Identifying tree growth releases is crucial to understand forest stand dynamics, their drivers (including climate change), and their interactions with other long-term ecosystem processes. We tested how bioclimate and geologic substrate affect the application of boundary line release criteria, which are based on scaling percent growth change to prior growth rate on a large number of samples, and then using a nonlinear function (e.g., negative exponential) to draw the maximum release potential (“boundary line”). Tree-ring series from 36 European beech (Fagus sylvatica L.) forests, comprising more than 130 thousand observations and spanning a range of elevations in the Italian Alps (200–1500m) and Apennines (400–1900m), were used to develop boundary lines for two geographical regions (Alps and Apennines) and three bioclimatic zones (high-mountain, mountain, low-elevation) within each region.
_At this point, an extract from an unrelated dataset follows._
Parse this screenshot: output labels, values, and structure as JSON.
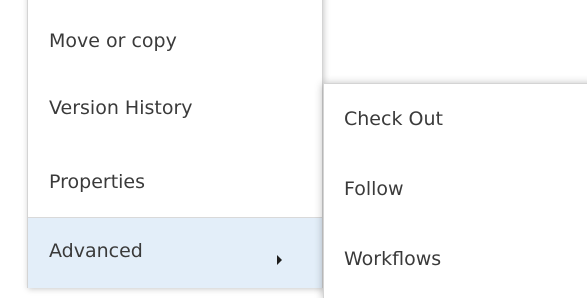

In the Apennines, two distinct boundary lines were also developed for beech stands growing on sedimentary and volcanic soils. We uncovered different amounts of maximal growth releases for equal levels of prior growth when comparing the northern (central Europe) and southern (Italy) portion of the species’ geographic distribution. High elevation sites in the Apennines and the Alps had similar boundary lines, which in both cases remained well below the regional ones because of distinctly lower growth releases. A limiting effect of site fertility on growth releases was uncovered in the Alps for old-growth stands growing on poor soils (e.g. dolomite). To quantify the influence of bioclimate on growth releases we produced disturbance chronologies for the two oldest stands pertaining to the same bioclimatic zone according to regional and bioclimatic boundary lines. Moderate and major growth releases were severely underestimated when the regional boundary line was used rather than the one specifically computed for the bioclimatic zone. Since boundary lines were affected by biogeoclimate, reconstructing disturbance events from growth releases requires detailed analysis of tree growth records according to site conditions with special attention to extreme environments.